In Berlin sorgt ein brisantes Thema für Aufregung: Diskriminierung bei Jobabsagen! Arbeitgeber dürfen Bewerberinnen und Bewerber nicht aufgrund ihrer ethnischen Herkunft, Geschlechts, Religion oder Alters ablehnen. Das Allgemeine Gleichbehandlungsgesetz (AGG) schützt vor solchen Ungerechtigkeiten, wie die Antidiskriminierungsstelle des Bundes klarstellt. Doch wie beweist man, dass eine Absage diskriminierend war? Das ist die große Frage!

Betroffene, die sich ungerecht behandelt fühlen, haben die Möglichkeit, gerichtlich gegen die Diskriminierung vorzugehen. Doch hier lauert eine Falle: Um erfolgreich zu klagen, müssen sie konkret nachweisen, dass die Absage aufgrund eines geschützten Merkmals erfolgte. Ein schwieriges Unterfangen, das viele Klagen zum Scheitern bringt. Indizien sind gefragt! Wurden im Vorstellungsgespräch unerlaubte Fragen gestellt, etwa nach einer möglichen Schwangerschaft, kann das auf Diskriminierung hindeuten.

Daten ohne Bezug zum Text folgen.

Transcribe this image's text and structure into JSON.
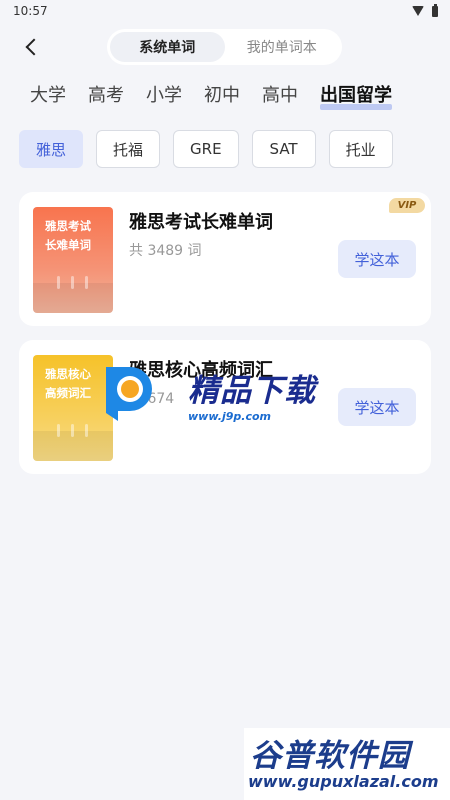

Auch widersprüchliche Absagegründe, wie die Behauptung, die Stelle sei bereits vergeben, während sie weiterhin ausgeschrieben ist, können als Hinweis auf eine Benachteiligung gewertet werden.

Indizien und Widerlegungen

Doch aufgepasst! Selbst wenn Bewerber Indizien vorbringen, können Arbeitgeber diese widerlegen. Sie müssen dann überzeugende Erklärungen liefern, die das Gericht davon überzeugen, dass es andere Gründe für die Absage gab. Ein spannendes und oft frustrierendes Spiel, das viele Bewerber durchleben müssen, während sie auf der Suche nach ihrem Traumjob sind!